2026 Aetna and UHC Claim Denials for Preventive vs Diagnostic Colonoscopy (CPT 45378‑45385): Coding, Modifier 33 Usage, and Patient Cost‑Share Disputes

The Denial Problem Starts Before the Claim

Hospitals are still seeing preventive colonoscopy claims denied by Aetna and UnitedHealthcare in 2026, despite the Affordable Care Act’s continued mandate for no patient cost‑share on qualifying preventive services. The real issue begins well before the payer touches the claim, with documentation and coding at intake. RACmonitor reports that hospitals usually lose medical necessity disputes not on appeal but at the “front door,” where clinical documentation integrity, utilization review, and coding first overlap. The same holds true for outpatient preventive services. When an order, encounter note, and claim don’t align, denials follow.

The patient’s intent and symptom status must be documented at scheduling. If the physician identifies an average‑risk screening, use CPT 45378 for the base procedure. If polyps are removed, switch to the 45380-45385 series. Unless documentation clearly shows that the encounter began as preventive, the claim defaults to diagnostic, and patient cost‑share applies. That’s an avoidable appeal every time.

Why Modifier 33 Still Matters

In 2026, CMS’s NCCI edit files still dictate how procedures and modifiers interact. The AAPC’s most recent guidance cautions coders not to let edit updates throw off payments. Modifier 33 (Preventive Services) tells payers such as Aetna and UHC that a colonoscopy was preventive under ACA requirements. If it’s missing from the claim, denial risk rises sharply. When a screening colonoscopy turns therapeutic, a polyp removal, biopsy, or lesion cauterization, the 33 modifier ensures the visit stays classified as preventive for cost‑sharing, even with additional procedures.

Payers commonly misclassify these encounters unless documentation and the claim both show preventive intent.
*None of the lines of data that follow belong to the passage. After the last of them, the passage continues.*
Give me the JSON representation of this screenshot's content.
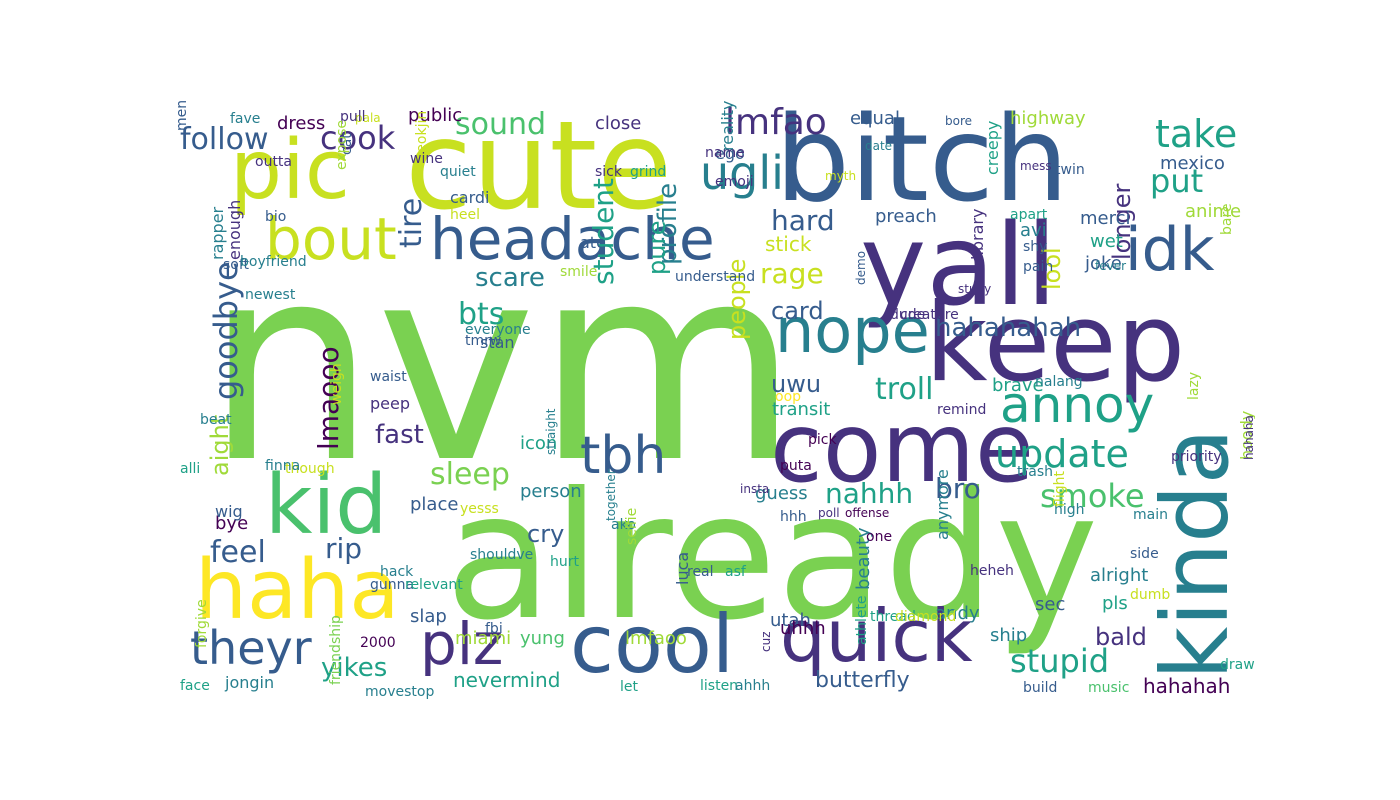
{
  "colors": {
    "background": "#ffffff",
    "palette": [
      "#440154",
      "#46327e",
      "#365c8d",
      "#277f8e",
      "#1fa187",
      "#4ac16d",
      "#7ad151",
      "#a0da39",
      "#c8e020",
      "#fde725"
    ]
  },
  "words": [
    {
      "text": "nvm",
      "color": "#7ad151",
      "vertical": false
    },
    {
      "text": "already",
      "color": "#7ad151",
      "vertical": false
    },
    {
      "text": "cute",
      "color": "#c8e020",
      "vertical": false
    },
    {
      "text": "bitch",
      "color": "#365c8d",
      "vertical": false
    },
    {
      "text": "yall",
      "color": "#46327e",
      "vertical": false
    },
    {
      "text": "keep",
      "color": "#46327e",
      "vertical": false
    },
    {
      "text": "kinda",
      "color": "#277f8e",
      "vertical": true
    },
    {
      "text": "come",
      "color": "#46327e",
      "vertical": false
    },
    {
      "text": "cool",
      "color": "#365c8d",
      "vertical": false
    },
    {
      "text": "haha",
      "color": "#fde725",
      "vertical": false
    },
    {
      "text": "quick",
      "color": "#46327e",
      "vertical": false
    },
    {
      "text": "kid",
      "color": "#4ac16d",
      "vertical": false
    },
    {
      "text": "pic",
      "color": "#c8e020",
      "vertical": false
    },
    {
      "text": "headache",
      "color": "#365c8d",
      "vertical": false
    },
    {
      "text": "nope",
      "color": "#277f8e",
      "vertical": false
    },
    {
      "text": "bout",
      "color": "#c8e020",
      "vertical": false
    },
    {
      "text": "idk",
      "color": "#365c8d",
      "vertical": false
    },
    {
      "text": "plz",
      "color": "#46327e",
      "vertical": false
    },
    {
      "text": "annoy",
      "color": "#1fa187",
      "vertical": false
    },
    {
      "text": "theyr",
      "color": "#365c8d",
      "vertical": false
    },
    {
      "text": "tbh",
      "color": "#365c8d",
      "vertical": false
    },
    {
      "text": "ugli",
      "color": "#277f8e",
      "vertical": false
    },
    {
      "text": "update",
      "color": "#1fa187",
      "vertical": false
    },
    {
      "text": "lmfao",
      "color": "#46327e",
      "vertical": false
    },
    {
      "text": "take",
      "color": "#1fa187",
      "vertical": false
    },
    {
      "text": "put",
      "color": "#1fa187",
      "vertical": false
    },
    {
      "text": "stupid",
      "color": "#1fa187",
      "vertical": false
    },
    {
      "text": "smoke",
      "color": "#4ac16d",
      "vertical": false
    },
    {
      "text": "goodbye",
      "color": "#365c8d",
      "vertical": true
    },
    {
      "text": "follow",
      "color": "#365c8d",
      "vertical": false
    },
    {
      "text": "cook",
      "color": "#46327e",
      "vertical": false
    },
    {
      "text": "sound",
      "color": "#4ac16d",
      "vertical": false
    },
    {
      "text": "lmaooo",
      "color": "#440154",
      "vertical": true
    },
    {
      "text": "sleep",
      "color": "#7ad151",
      "vertical": false
    },
    {
      "text": "troll",
      "color": "#1fa187",
      "vertical": false
    },
    {
      "text": "hahahahah",
      "color": "#365c8d",
      "vertical": false
    },
    {
      "text": "rage",
      "color": "#c8e020",
      "vertical": false
    },
    {
      "text": "scare",
      "color": "#277f8e",
      "vertical": false
    },
    {
      "text": "bts",
      "color": "#1fa187",
      "vertical": false
    },
    {
      "text": "card",
      "color": "#365c8d",
      "vertical": false
    },
    {
      "text": "hard",
      "color": "#365c8d",
      "vertical": false
    },
    {
      "text": "uwu",
      "color": "#365c8d",
      "vertical": false
    },
    {
      "text": "nahhh",
      "color": "#1fa187",
      "vertical": false
    },
    {
      "text": "bro",
      "color": "#365c8d",
      "vertical": false
    },
    {
      "text": "feel",
      "color": "#365c8d",
      "vertical": false
    },
    {
      "text": "rip",
      "color": "#365c8d",
      "vertical": false
    },
    {
      "text": "fast",
      "color": "#46327e",
      "vertical": false
    },
    {
      "text": "yikes",
      "color": "#1fa187",
      "vertical": false
    },
    {
      "text": "lool",
      "color": "#c8e020",
      "vertical": true
    },
    {
      "text": "longer",
      "color": "#46327e",
      "vertical": true
    },
    {
      "text": "tire",
      "color": "#365c8d",
      "vertical": true
    },
    {
      "text": "student",
      "color": "#1fa187",
      "vertical": true
    },
    {
      "text": "profile",
      "color": "#277f8e",
      "vertical": true
    },
    {
      "text": "people",
      "color": "#c8e020",
      "vertical": true
    },
    {
      "text": "pure",
      "color": "#1fa187",
      "vertical": true
    },
    {
      "text": "aight",
      "color": "#a0da39",
      "vertical": true
    },
    {
      "text": "cry",
      "color": "#365c8d",
      "vertical": false
    },
    {
      "text": "bald",
      "color": "#46327e",
      "vertical": false
    },
    {
      "text": "butterfly",
      "color": "#365c8d",
      "vertical": false
    },
    {
      "text": "hahahah",
      "color": "#440154",
      "vertical": false
    },
    {
      "text": "nevermind",
      "color": "#1fa187",
      "vertical": false
    },
    {
      "text": "stick",
      "color": "#c8e020",
      "vertical": false
    },
    {
      "text": "preach",
      "color": "#365c8d",
      "vertical": false
    },
    {
      "text": "equal",
      "color": "#365c8d",
      "vertical": false
    },
    {
      "text": "highway",
      "color": "#a0da39",
      "vertical": false
    },
    {
      "text": "mexico",
      "color": "#365c8d",
      "vertical": false
    },
    {
      "text": "merci",
      "color": "#365c8d",
      "vertical": false
    },
    {
      "text": "anime",
      "color": "#a0da39",
      "vertical": false
    },
    {
      "text": "avi",
      "color": "#277f8e",
      "vertical": false
    },
    {
      "text": "wet",
      "color": "#1fa187",
      "vertical": false
    },
    {
      "text": "joke",
      "color": "#365c8d",
      "vertical": false
    },
    {
      "text": "brave",
      "color": "#1fa187",
      "vertical": false
    },
    {
      "text": "transit",
      "color": "#1fa187",
      "vertical": false
    },
    {
      "text": "guess",
      "color": "#277f8e",
      "vertical": false
    },
    {
      "text": "alright",
      "color": "#277f8e",
      "vertical": false
    },
    {
      "text": "ship",
      "color": "#277f8e",
      "vertical": false
    },
    {
      "text": "andy",
      "color": "#277f8e",
      "vertical": false
    },
    {
      "text": "pls",
      "color": "#1fa187",
      "vertical": false
    },
    {
      "text": "sec",
      "color": "#365c8d",
      "vertical": false
    },
    {
      "text": "utah",
      "color": "#365c8d",
      "vertical": false
    },
    {
      "text": "uhhh",
      "color": "#440154",
      "vertical": false
    },
    {
      "text": "miami",
      "color": "#a0da39",
      "vertical": false
    },
    {
      "text": "lmfaoo",
      "color": "#a0da39",
      "vertical": false
    },
    {
      "text": "yung",
      "color": "#4ac16d",
      "vertical": false
    },
    {
      "text": "slap",
      "color": "#365c8d",
      "vertical": false
    },
    {
      "text": "place",
      "color": "#365c8d",
      "vertical": false
    },
    {
      "text": "person",
      "color": "#277f8e",
      "vertical": false
    },
    {
      "text": "icon",
      "color": "#1fa187",
      "vertical": false
    },
    {
      "text": "bye",
      "color": "#440154",
      "vertical": false
    },
    {
      "text": "wig",
      "color": "#365c8d",
      "vertical": false
    },
    {
      "text": "peep",
      "color": "#46327e",
      "vertical": false
    },
    {
      "text": "jongin",
      "color": "#277f8e",
      "vertical": false
    },
    {
      "text": "stan",
      "color": "#365c8d",
      "vertical": false
    },
    {
      "text": "ego",
      "color": "#365c8d",
      "vertical": false
    },
    {
      "text": "name",
      "color": "#46327e",
      "vertical": false
    },
    {
      "text": "emoji",
      "color": "#46327e",
      "vertical": false
    },
    {
      "text": "close",
      "color": "#46327e",
      "vertical": false
    },
    {
      "text": "public",
      "color": "#440154",
      "vertical": false
    },
    {
      "text": "dress",
      "color": "#440154",
      "vertical": false
    },
    {
      "text": "cardi",
      "color": "#365c8d",
      "vertical": false
    },
    {
      "text": "ate",
      "color": "#365c8d",
      "vertical": false
    },
    {
      "text": "enough",
      "color": "#46327e",
      "vertical": true
    },
    {
      "text": "rapper",
      "color": "#277f8e",
      "vertical": true
    },
    {
      "text": "library",
      "color": "#46327e",
      "vertical": true
    },
    {
      "text": "creepy",
      "color": "#1fa187",
      "vertical": true
    },
    {
      "text": "hoody",
      "color": "#a0da39",
      "vertical": true
    },
    {
      "text": "hahaha",
      "color": "#46327e",
      "vertical": true
    },
    {
      "text": "anymore",
      "color": "#277f8e",
      "vertical": true
    },
    {
      "text": "beauty",
      "color": "#277f8e",
      "vertical": true
    },
    {
      "text": "athlete",
      "color": "#1fa187",
      "vertical": true
    },
    {
      "text": "luca",
      "color": "#365c8d",
      "vertical": true
    },
    {
      "text": "reality",
      "color": "#277f8e",
      "vertical": true
    },
    {
      "text": "men",
      "color": "#365c8d",
      "vertical": true
    },
    {
      "text": "fave",
      "color": "#277f8e",
      "vertical": false
    },
    {
      "text": "cat",
      "color": "#365c8d",
      "vertical": true
    },
    {
      "text": "seokjin",
      "color": "#c8e020",
      "vertical": true
    },
    {
      "text": "outta",
      "color": "#46327e",
      "vertical": false
    },
    {
      "text": "wine",
      "color": "#46327e",
      "vertical": false
    },
    {
      "text": "bio",
      "color": "#365c8d",
      "vertical": false
    },
    {
      "text": "soft",
      "color": "#365c8d",
      "vertical": false
    },
    {
      "text": "boyfriend",
      "color": "#277f8e",
      "vertical": false
    },
    {
      "text": "quiet",
      "color": "#277f8e",
      "vertical": false
    },
    {
      "text": "sick",
      "color": "#46327e",
      "vertical": false
    },
    {
      "text": "grind",
      "color": "#1fa187",
      "vertical": false
    },
    {
      "text": "heel",
      "color": "#c8e020",
      "vertical": false
    },
    {
      "text": "smile",
      "color": "#a0da39",
      "vertical": false
    },
    {
      "text": "understand",
      "color": "#365c8d",
      "vertical": false
    },
    {
      "text": "everyone",
      "color": "#277f8e",
      "vertical": false
    },
    {
      "text": "tmrw",
      "color": "#365c8d",
      "vertical": false
    },
    {
      "text": "waist",
      "color": "#365c8d",
      "vertical": false
    },
    {
      "text": "newest",
      "color": "#277f8e",
      "vertical": false
    },
    {
      "text": "beat",
      "color": "#277f8e",
      "vertical": false
    },
    {
      "text": "alli",
      "color": "#1fa187",
      "vertical": false
    },
    {
      "text": "though",
      "color": "#c8e020",
      "vertical": false
    },
    {
      "text": "finna",
      "color": "#277f8e",
      "vertical": false
    },
    {
      "text": "pala",
      "color": "#c8e020",
      "vertical": false
    },
    {
      "text": "yesss",
      "color": "#c8e020",
      "vertical": false
    },
    {
      "text": "shouldve",
      "color": "#277f8e",
      "vertical": false
    },
    {
      "text": "hack",
      "color": "#277f8e",
      "vertical": false
    },
    {
      "text": "gunna",
      "color": "#365c8d",
      "vertical": false
    },
    {
      "text": "relevant",
      "color": "#1fa187",
      "vertical": false
    },
    {
      "text": "hurt",
      "color": "#1fa187",
      "vertical": false
    },
    {
      "text": "fbi",
      "color": "#365c8d",
      "vertical": false
    },
    {
      "text": "2000",
      "color": "#440154",
      "vertical": false
    },
    {
      "text": "movestop",
      "color": "#277f8e",
      "vertical": false
    },
    {
      "text": "face",
      "color": "#1fa187",
      "vertical": false
    },
    {
      "text": "pull",
      "color": "#46327e",
      "vertical": false
    },
    {
      "text": "bore",
      "color": "#365c8d",
      "vertical": false
    },
    {
      "text": "date",
      "color": "#277f8e",
      "vertical": false
    },
    {
      "text": "mess",
      "color": "#46327e",
      "vertical": false
    },
    {
      "text": "twin",
      "color": "#365c8d",
      "vertical": false
    },
    {
      "text": "apart",
      "color": "#1fa187",
      "vertical": false
    },
    {
      "text": "shy",
      "color": "#365c8d",
      "vertical": false
    },
    {
      "text": "pain",
      "color": "#365c8d",
      "vertical": false
    },
    {
      "text": "fever",
      "color": "#277f8e",
      "vertical": false
    },
    {
      "text": "myth",
      "color": "#c8e020",
      "vertical": false
    },
    {
      "text": "creature",
      "color": "#46327e",
      "vertical": false
    },
    {
      "text": "dude",
      "color": "#46327e",
      "vertical": false
    },
    {
      "text": "study",
      "color": "#46327e",
      "vertical": false
    },
    {
      "text": "oop",
      "color": "#fde725",
      "vertical": false
    },
    {
      "text": "nalang",
      "color": "#277f8e",
      "vertical": false
    },
    {
      "text": "remind",
      "color": "#46327e",
      "vertical": false
    },
    {
      "text": "pick",
      "color": "#440154",
      "vertical": false
    },
    {
      "text": "puta",
      "color": "#440154",
      "vertical": false
    },
    {
      "text": "ako",
      "color": "#277f8e",
      "vertical": false
    },
    {
      "text": "insta",
      "color": "#46327e",
      "vertical": false
    },
    {
      "text": "poll",
      "color": "#46327e",
      "vertical": false
    },
    {
      "text": "offense",
      "color": "#440154",
      "vertical": false
    },
    {
      "text": "hhh",
      "color": "#365c8d",
      "vertical": false
    },
    {
      "text": "one",
      "color": "#440154",
      "vertical": false
    },
    {
      "text": "real",
      "color": "#365c8d",
      "vertical": false
    },
    {
      "text": "asf",
      "color": "#1fa187",
      "vertical": false
    },
    {
      "text": "heheh",
      "color": "#46327e",
      "vertical": false
    },
    {
      "text": "thread",
      "color": "#1fa187",
      "vertical": false
    },
    {
      "text": "diamond",
      "color": "#c8e020",
      "vertical": false
    },
    {
      "text": "let",
      "color": "#1fa187",
      "vertical": false
    },
    {
      "text": "listen",
      "color": "#1fa187",
      "vertical": false
    },
    {
      "text": "ahhh",
      "color": "#277f8e",
      "vertical": false
    },
    {
      "text": "build",
      "color": "#365c8d",
      "vertical": false
    },
    {
      "text": "music",
      "color": "#4ac16d",
      "vertical": false
    },
    {
      "text": "priority",
      "color": "#46327e",
      "vertical": false
    },
    {
      "text": "trash",
      "color": "#277f8e",
      "vertical": false
    },
    {
      "text": "high",
      "color": "#277f8e",
      "vertical": false
    },
    {
      "text": "main",
      "color": "#277f8e",
      "vertical": false
    },
    {
      "text": "side",
      "color": "#365c8d",
      "vertical": false
    },
    {
      "text": "dumb",
      "color": "#c8e020",
      "vertical": false
    },
    {
      "text": "draw",
      "color": "#1fa187",
      "vertical": false
    },
    {
      "text": "lazy",
      "color": "#a0da39",
      "vertical": true
    },
    {
      "text": "expose",
      "color": "#a0da39",
      "vertical": true
    },
    {
      "text": "weigh",
      "color": "#c8e020",
      "vertical": true
    },
    {
      "text": "straight",
      "color": "#277f8e",
      "vertical": true
    },
    {
      "text": "together",
      "color": "#277f8e",
      "vertical": true
    },
    {
      "text": "selfie",
      "color": "#a0da39",
      "vertical": true
    },
    {
      "text": "cuz",
      "color": "#46327e",
      "vertical": true
    },
    {
      "text": "friendship",
      "color": "#7ad151",
      "vertical": true
    },
    {
      "text": "forgive",
      "color": "#a0da39",
      "vertical": true
    },
    {
      "text": "flight",
      "color": "#c8e020",
      "vertical": true
    },
    {
      "text": "bare",
      "color": "#a0da39",
      "vertical": true
    },
    {
      "text": "demo",
      "color": "#365c8d",
      "vertical": true
    }
  ]
}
The modifier can’t fix a chart that doesn’t support it. The physician’s order and reason‑for‑service field need to back it up. RACmonitor emphasizes that documentation should reflect the rationale at the time of service. For screenings, that means noting the patient’s risk level and the guideline source. A simple line like “screening colonoscopy per age‑appropriate preventive care” often spells the difference between a fully covered claim and a four‑figure patient bill.

AI Auditing and Payer Algorithms in 2026

RACmonitor reports that both providers and payers are now using artificial intelligence to flag inconsistent claims. The coding‑assist tools in an EHR mirror payer-side algorithms at UHC and Aetna, which watch for billing patterns that deviate from norms. Inconsistent Modifier 33 use, wrong ICD‑10 pairings, or a sudden rise in preventive volumes can all trigger an automated review. If Aetna’s systems spot repeated mismatches between Z12.11 (screening for malignant neoplasm of colon) and therapeutic CPT codes without a 33 modifier, the system treats the case as diagnostic.

Algorithmic denials are now routine. Each chart gets processed twice, first by the provider’s system, then by the payer’s. RACmonitor describes it as a data chess match between optimization and enforcement. When coders and clinical staff don’t maintain consistency, the payer wins before any appeal begins.

Preventing Cost‑Share Disputes on Monday Morning

The solution isn’t new technology or clearinghouse rules. It’s better front‑end alignment. At registration, confirm whether the visit is a screening or diagnostic evaluation. If preventive, pair CPT 45378-45385 with ICD‑10 Z12.11 and add Modifier 33 when a screening moves into therapeutic procedures. Review NCCI quarterly edits, AAPC notes that revisions can shift the logic connecting related procedures and affect gastroenterology billing. When a payer denies coverage with “diagnostic service, cost‑share applied,” first check whether 33 was missed or whether preventive intent wasn’t spelled out in the chart.

The intake process and payer logic need to tell the same story. Coding accuracy, documentation integrity, and modifier use have to line up. Once that happens, preventive denials start to fall away. Start with Monday’s schedule, verify each screening colonoscopy order is properly labeled, coded, and documented before the patient check‑in. Then the rest takes care of itself.